Rationalität als Ziel politischer Bildung

In Erinnerung an Altdirektor Manfred Hättich

März 2003



Heinrich Böll mit Manfred Hättich (v.l.) Udo Giesen, Köln


Wie kaum ein Zweiter prägte Manfred Hättich die Akademie. Er schuf nicht nur einen Raum für freie Debatten, sondern formte auch eine interne Kultur der Offenheit, Rationalität und kritischen Auseinandersetzung.

Geboren wurde Manfred Hättich am 12. Oktober 1925 als Sohn des Hauptlehrers Eugen Hättich und seiner Ehefrau Rosa in Owingen bei Überlingen. Seine frühe Kindheit und Jugend verbrachte er an mehreren Orten Südbadens.
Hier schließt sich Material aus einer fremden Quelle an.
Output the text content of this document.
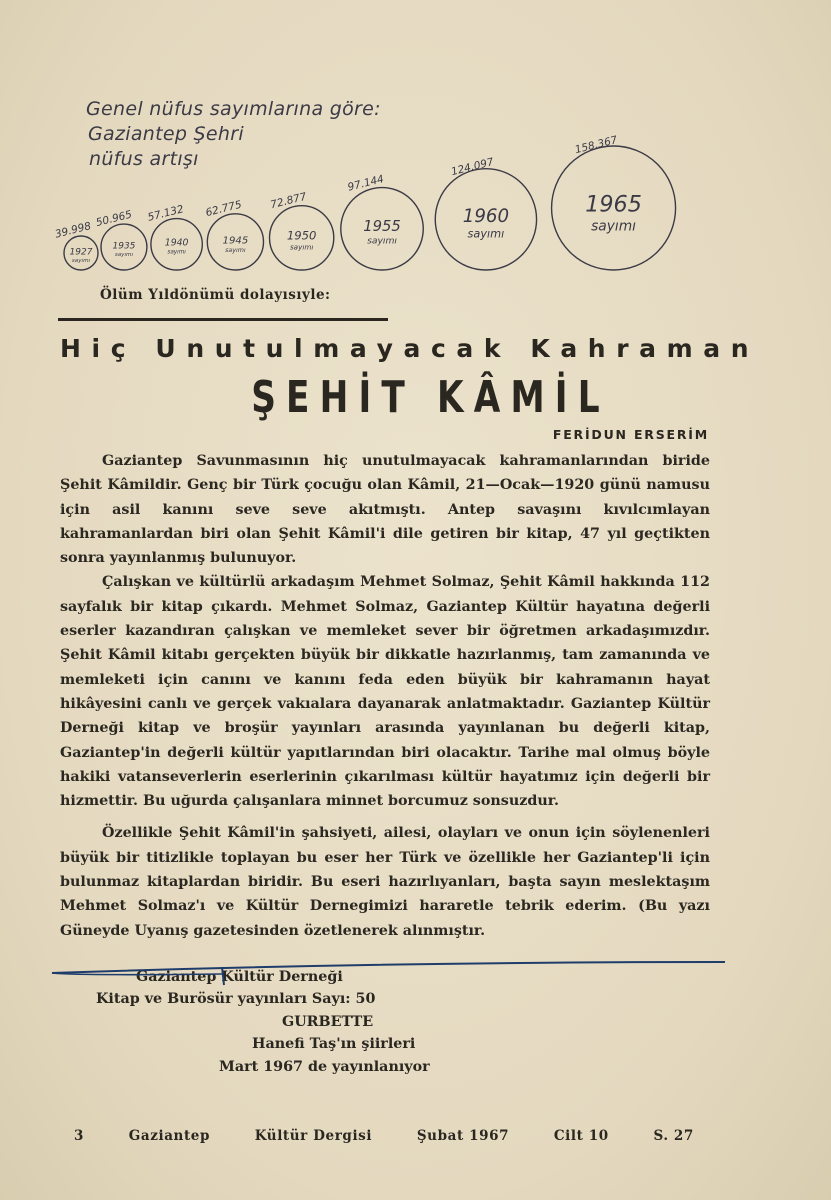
Genel nüfus sayımlarına göre:
Gaziantep Şehri
nüfus artışı
1927
sayımı
39.998
1935
sayımı
50.965
1940
sayımı
57.132
1945
sayımı
62.775
1950
sayımı
72.877
1955
sayımı
97.144
1960
sayımı
124.097
1965
sayımı
158.367
Ölüm Yıldönümü dolayısıyle:
Hiç Unutulmayacak Kahraman
ŞEHİT KÂMİL
FERİDUN ERSERİM

Gaziantep Savunmasının hiç unutulmayacak kahramanlarından biride Şehit Kâmildir. Genç bir Türk çocuğu olan Kâmil, 21—Ocak—1920 günü namusu için asil kanını seve seve akıtmıştı. Antep savaşını kıvılcımlayan kahramanlardan biri olan Şehit Kâmil'i dile getiren bir kitap, 47 yıl geçtikten sonra yayınlanmış bulunuyor.

Çalışkan ve kültürlü arkadaşım Mehmet Solmaz, Şehit Kâmil hakkında 112 sayfalık bir kitap çıkardı. Mehmet Solmaz, Gaziantep Kültür hayatına değerli eserler kazandıran çalışkan ve memleket sever bir öğretmen arkadaşımızdır. Şehit Kâmil kitabı gerçekten büyük bir dikkatle hazırlanmış, tam zamanında ve memleketi için canını ve kanını feda eden büyük bir kahramanın hayat hikâyesini canlı ve gerçek vakıalara dayanarak anlatmaktadır. Gaziantep Kültür Derneği kitap ve broşür yayınları arasında yayınlanan bu değerli kitap, Gaziantep'in değerli kültür yapıtlarından biri olacaktır. Tarihe mal olmuş böyle hakiki vatanseverlerin eserlerinin çıkarılması kültür hayatımız için değerli bir hizmettir. Bu uğurda çalışanlara minnet borcumuz sonsuzdur.

Özellikle Şehit Kâmil'in şahsiyeti, ailesi, olayları ve onun için söylenenleri büyük bir titizlikle toplayan bu eser her Türk ve özellikle her Gaziantep'li için bulunmaz kitaplardan biridir. Bu eseri hazırlıyanları, başta sayın meslektaşım Mehmet Solmaz'ı ve Kültür Dernegimizi hararetle tebrik ederim. (Bu yazı Güneyde Uyanış gazetesinden özetlenerek alınmıştır.

Gaziantep Kültür Derneği
Kitap ve Burösür yayınları Sayı: 50
GURBETTE
Hanefi Taş'ın şiirleri
Mart 1967 de yayınlanıyor
3	Gaziantep	Kültür Dergisi	Şubat 1967	Cilt 10	S. 27
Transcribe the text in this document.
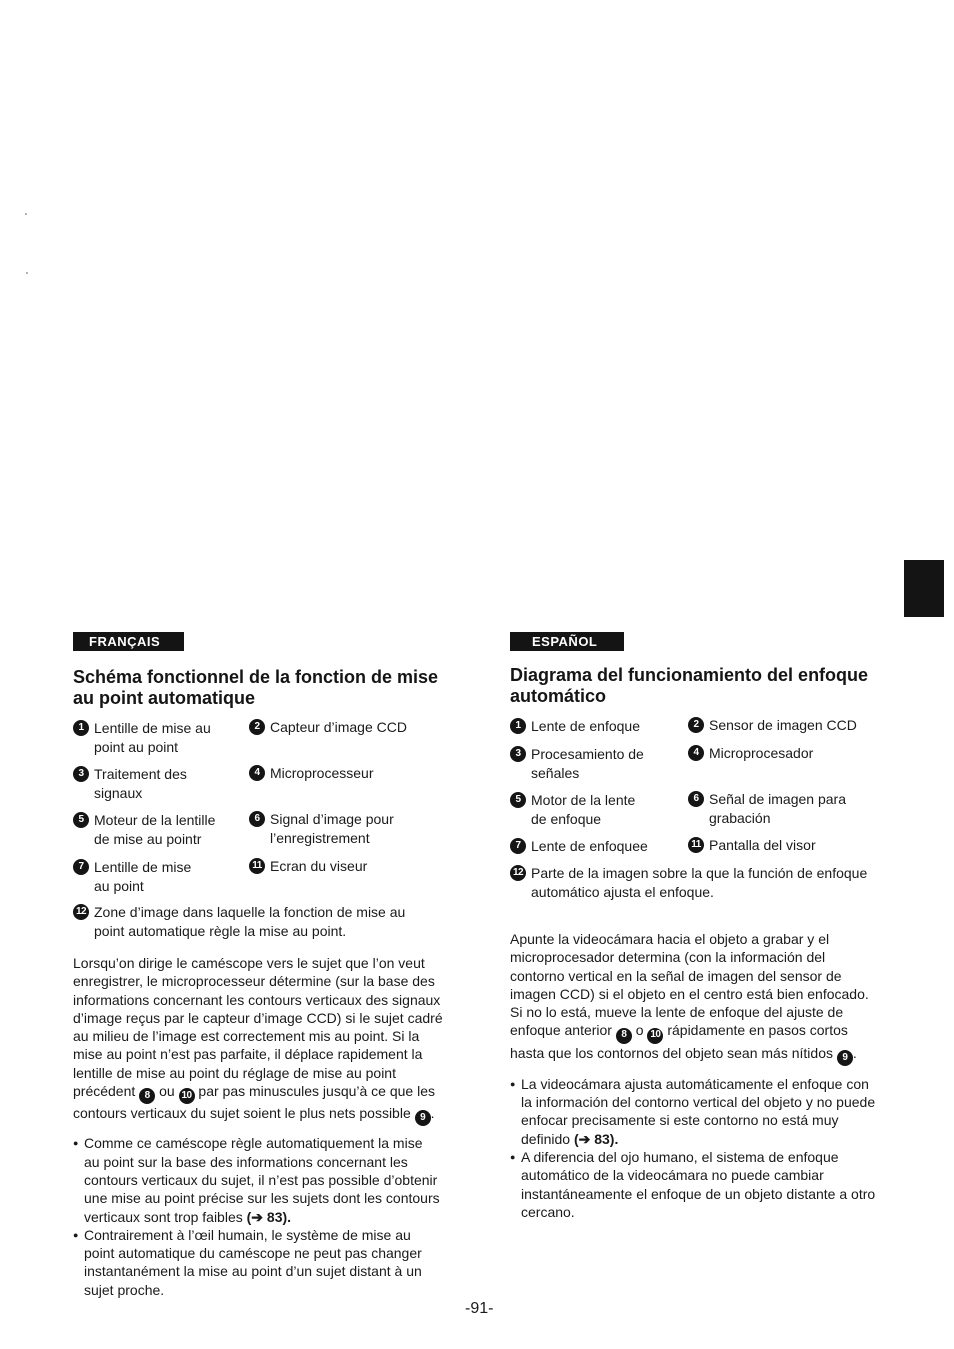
FRANÇAIS
Schéma fonctionnel de la fonction de mise au point automatique
1 Lentille de mise au point au point
2 Capteur d’image CCD
3 Traitement des signaux
4 Microprocesseur
5 Moteur de la lentille de mise au pointr
6 Signal d’image pour l’enregistrement
7 Lentille de mise au point
11 Ecran du viseur
12 Zone d’image dans laquelle la fonction de mise au point automatique règle la mise au point.

Lorsqu’on dirige le caméscope vers le sujet que l’on veut enregistrer, le microprocesseur détermine (sur la base des informations concernant les contours verticaux des signaux d’image reçus par le capteur d’image CCD) si le sujet cadré au milieu de l’image est correctement mis au point. Si la mise au point n’est pas parfaite, il déplace rapidement la lentille de mise au point du réglage de mise au point précédent 8 ou 10 par pas minuscules jusqu’à ce que les contours verticaux du sujet soient le plus nets possible 9 .

● Comme ce caméscope règle automatiquement la mise au point sur la base des informations concernant les contours verticaux du sujet, il n’est pas possible d’obtenir une mise au point précise sur les sujets dont les contours verticaux sont trop faibles (➔ 83).
● Contrairement à l’œil humain, le système de mise au point automatique du caméscope ne peut pas changer instantanément la mise au point d’un sujet distant à un sujet proche.
ESPAÑOL
Diagrama del funcionamiento del enfoque automático
1 Lente de enfoque	2 Sensor de imagen CCD
3 Procesamiento de señales
4 Microprocesador
5 Motor de la lente de enfoque
6 Señal de imagen para grabación
7 Lente de enfoquee	11 Pantalla del visor
12 Parte de la imagen sobre la que la función de enfoque automático ajusta el enfoque.

Apunte la videocámara hacia el objeto a grabar y el microprocesador determina (con la información del contorno vertical en la señal de imagen del sensor de imagen CCD) si el objeto en el centro está bien enfocado. Si no lo está, mueve la lente de enfoque del ajuste de enfoque anterior 8 o 10 rápidamente en pasos cortos hasta que los contornos del objeto sean más nítidos 9 .

● La videocámara ajusta automáticamente el enfoque con la información del contorno vertical del objeto y no puede enfocar precisamente si este contorno no está muy definido (➔ 83).
● A diferencia del ojo humano, el sistema de enfoque automático de la videocámara no puede cambiar instantáneamente el enfoque de un objeto distante a otro cercano.
-91-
Von 1938 bis 1943 besuchte er das Humanistische Gymnasium in Konstanz. Im Mai 1943 wurde er zunächst zum Arbeitsdienst und im August mit gerade einmal 17 Jahren zur Wehrmacht eingezogen. Von August 1944 bis Mai 1947 befand er sich in französischer Kriegsgefangenschaft.

Nach seiner Rückkehr aus Frankreich studierte Hättich vom Wintersemester 1947/48 bis zum Sommersemester 1951 Katholische Theologie an der Albert-Ludwigs-Universität in Freiburg/Br. und legte dort im Juli 1951 das theologische Abschlussexamen ab. Im Wintersemester 1951/52 nahm er ebenfalls in Freiburg das Studium der Volkswirtschaft auf. Gleichzeitig wurde er hauptamtlicher Tutor für politische Bildung (Colloquium politicum) im neu eingeführten Studium Generale der Freiburger Universität. Im Rahmen dieser Tätigkeit avancierte Hättich auch zum Mitglied der Kommission für politische Bildung bei der Westdeutschen Rektorenkonferenz.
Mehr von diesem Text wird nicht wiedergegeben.